Tuberculosis (TB) is one of the biggest killers among infectious diseases, despite the worldwide
use of a live attenuated vaccine and several antibiotics. There are an estimated eight million new
cases per year and two million deaths annually, which are compounded by the emergence of
drug resistance TB and co-infections with HIV. As of 2004, it was estimated that more than 4% of
the world’s infected people living with active TB are in South Africa. During this period, South
Africa accounted for about 2% of the world’s new TB cases; and approximately 3% of the total
deaths due to TB.
Despite the enormous burden of TB, conventional approaches to diagnosis used today continue
to rely on tests that have major drawbacks. Many of these tests are slow and lack both sensitivity
and specificity or require expensive equipment and trained personnel. For example, sputum
smear microscopy is insensitive; the culture method is technically complex and slow; chest
radiography is non-specific; the tuberculin skin test is imprecise and the results are non-specific;
nucleic acid amplification tests and phage display are rapid but specificity and sensitivity are low;
and the GeneXpert™ addresses the problems of time and sensitivity but the machine required is
extremely expensive. Clearly, TB diagnostics need to be improved and a more specific
diagnostic assay should preferably be based on antigens that are present exclusively in
Mycobacterium tuberculosis (Mtb) and not in Bacillus Calmette-Guérin (BCG).

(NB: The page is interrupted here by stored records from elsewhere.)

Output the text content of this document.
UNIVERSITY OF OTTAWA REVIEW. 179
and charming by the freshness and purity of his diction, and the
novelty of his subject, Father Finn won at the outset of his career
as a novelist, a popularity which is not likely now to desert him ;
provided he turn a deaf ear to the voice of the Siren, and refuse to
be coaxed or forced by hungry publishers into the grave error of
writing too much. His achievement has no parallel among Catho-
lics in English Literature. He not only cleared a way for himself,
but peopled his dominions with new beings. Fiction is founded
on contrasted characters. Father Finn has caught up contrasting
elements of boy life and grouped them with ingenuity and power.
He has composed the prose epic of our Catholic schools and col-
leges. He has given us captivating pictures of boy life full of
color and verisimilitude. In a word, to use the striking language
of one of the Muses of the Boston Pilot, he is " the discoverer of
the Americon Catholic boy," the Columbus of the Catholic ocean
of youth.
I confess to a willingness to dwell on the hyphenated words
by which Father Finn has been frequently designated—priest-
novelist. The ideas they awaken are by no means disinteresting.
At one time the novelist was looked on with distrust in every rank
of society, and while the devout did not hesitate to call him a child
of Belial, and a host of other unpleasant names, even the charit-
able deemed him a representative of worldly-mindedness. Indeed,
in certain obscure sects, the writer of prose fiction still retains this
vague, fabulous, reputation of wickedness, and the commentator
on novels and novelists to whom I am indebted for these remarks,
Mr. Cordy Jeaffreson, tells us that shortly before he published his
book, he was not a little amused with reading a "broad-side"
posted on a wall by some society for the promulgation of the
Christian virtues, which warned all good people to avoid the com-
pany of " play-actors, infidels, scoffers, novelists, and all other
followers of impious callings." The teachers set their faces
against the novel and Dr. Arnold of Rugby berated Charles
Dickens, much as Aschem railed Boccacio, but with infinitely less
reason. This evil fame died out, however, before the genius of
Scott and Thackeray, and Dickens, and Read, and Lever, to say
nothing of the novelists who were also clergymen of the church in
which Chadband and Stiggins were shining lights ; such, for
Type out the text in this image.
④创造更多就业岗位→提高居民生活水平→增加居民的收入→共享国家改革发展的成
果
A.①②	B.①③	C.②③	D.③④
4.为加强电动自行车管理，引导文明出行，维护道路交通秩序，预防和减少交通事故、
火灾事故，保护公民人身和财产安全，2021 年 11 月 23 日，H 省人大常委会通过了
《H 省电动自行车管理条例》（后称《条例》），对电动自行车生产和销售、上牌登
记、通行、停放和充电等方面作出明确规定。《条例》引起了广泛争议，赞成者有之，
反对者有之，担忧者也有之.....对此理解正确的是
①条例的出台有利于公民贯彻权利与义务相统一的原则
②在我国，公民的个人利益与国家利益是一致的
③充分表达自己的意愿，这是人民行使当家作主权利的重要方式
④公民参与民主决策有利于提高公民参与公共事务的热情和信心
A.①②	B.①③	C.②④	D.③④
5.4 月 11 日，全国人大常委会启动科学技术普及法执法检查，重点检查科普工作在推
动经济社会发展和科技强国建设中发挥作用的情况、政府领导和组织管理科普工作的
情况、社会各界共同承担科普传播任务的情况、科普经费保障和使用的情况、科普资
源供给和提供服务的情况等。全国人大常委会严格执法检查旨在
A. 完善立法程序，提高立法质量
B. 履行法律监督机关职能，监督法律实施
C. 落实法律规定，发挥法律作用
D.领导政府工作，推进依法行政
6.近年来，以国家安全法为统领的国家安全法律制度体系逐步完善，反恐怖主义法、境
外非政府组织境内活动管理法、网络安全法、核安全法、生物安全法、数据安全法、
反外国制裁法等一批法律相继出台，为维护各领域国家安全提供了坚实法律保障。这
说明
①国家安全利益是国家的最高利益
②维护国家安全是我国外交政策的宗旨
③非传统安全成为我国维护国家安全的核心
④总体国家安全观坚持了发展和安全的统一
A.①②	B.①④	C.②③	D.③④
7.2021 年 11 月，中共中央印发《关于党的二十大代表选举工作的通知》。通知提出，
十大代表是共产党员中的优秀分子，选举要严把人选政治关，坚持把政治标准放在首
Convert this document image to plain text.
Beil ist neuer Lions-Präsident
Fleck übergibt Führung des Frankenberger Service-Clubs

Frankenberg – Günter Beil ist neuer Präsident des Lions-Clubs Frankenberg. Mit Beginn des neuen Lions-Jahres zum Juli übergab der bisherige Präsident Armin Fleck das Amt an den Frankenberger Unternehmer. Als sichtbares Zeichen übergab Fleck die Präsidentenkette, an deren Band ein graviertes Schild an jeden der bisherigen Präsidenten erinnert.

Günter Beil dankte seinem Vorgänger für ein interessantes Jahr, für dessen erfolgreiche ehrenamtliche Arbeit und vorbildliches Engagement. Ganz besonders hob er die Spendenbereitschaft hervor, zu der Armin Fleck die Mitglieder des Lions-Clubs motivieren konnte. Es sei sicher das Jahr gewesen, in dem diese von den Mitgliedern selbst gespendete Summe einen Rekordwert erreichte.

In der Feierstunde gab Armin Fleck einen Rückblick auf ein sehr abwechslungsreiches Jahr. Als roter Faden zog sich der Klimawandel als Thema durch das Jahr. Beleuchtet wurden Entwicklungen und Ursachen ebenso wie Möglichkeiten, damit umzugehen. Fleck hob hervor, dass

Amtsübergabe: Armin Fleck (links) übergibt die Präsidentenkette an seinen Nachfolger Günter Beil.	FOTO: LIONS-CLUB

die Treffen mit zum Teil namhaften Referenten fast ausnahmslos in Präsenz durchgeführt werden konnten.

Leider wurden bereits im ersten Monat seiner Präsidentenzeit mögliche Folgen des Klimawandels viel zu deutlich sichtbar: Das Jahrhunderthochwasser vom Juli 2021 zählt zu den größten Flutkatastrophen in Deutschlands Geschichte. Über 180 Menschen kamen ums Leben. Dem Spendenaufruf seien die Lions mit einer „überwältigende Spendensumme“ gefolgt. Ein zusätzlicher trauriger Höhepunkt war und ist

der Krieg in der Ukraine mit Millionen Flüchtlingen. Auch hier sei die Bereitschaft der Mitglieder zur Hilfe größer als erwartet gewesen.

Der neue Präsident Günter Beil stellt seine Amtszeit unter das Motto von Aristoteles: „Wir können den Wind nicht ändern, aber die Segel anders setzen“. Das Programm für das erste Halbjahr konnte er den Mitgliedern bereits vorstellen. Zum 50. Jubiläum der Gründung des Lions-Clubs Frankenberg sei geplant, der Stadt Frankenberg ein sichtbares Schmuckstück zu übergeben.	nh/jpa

To help improve TB diagnostics, a systematic evolution of ligands by exponential enrichment
(SELEX) process was used to select aptamers that can specifically bind to the CFP-10/ESAT-6
heterodimer, which is an early marker of TB. Anti-CFP-10/ESAT-6 aptamers were screened
using an enzyme-linked oligonucleotide assay (ELONA) for binding affinity and specificity. A total
of 24 aptamers had significant binding to the CFP-10/ESAT-6 heterodimer. One aptamer, named
EA10, which bound to the heterodimer with a dissociation constant (KD) of 8 nM, as determined
by surface plasmon resonance (SPR), was used for a proof-of-principle in a TB diagnostic test.
Evaluation of 80 clinical sputum samples from TB patients revealed that aptamer EA10 has a
specificity of 68% and a sensitivity of 80-100%. These data bode well for the development of the
aptamer for accurate diagnosis of TB.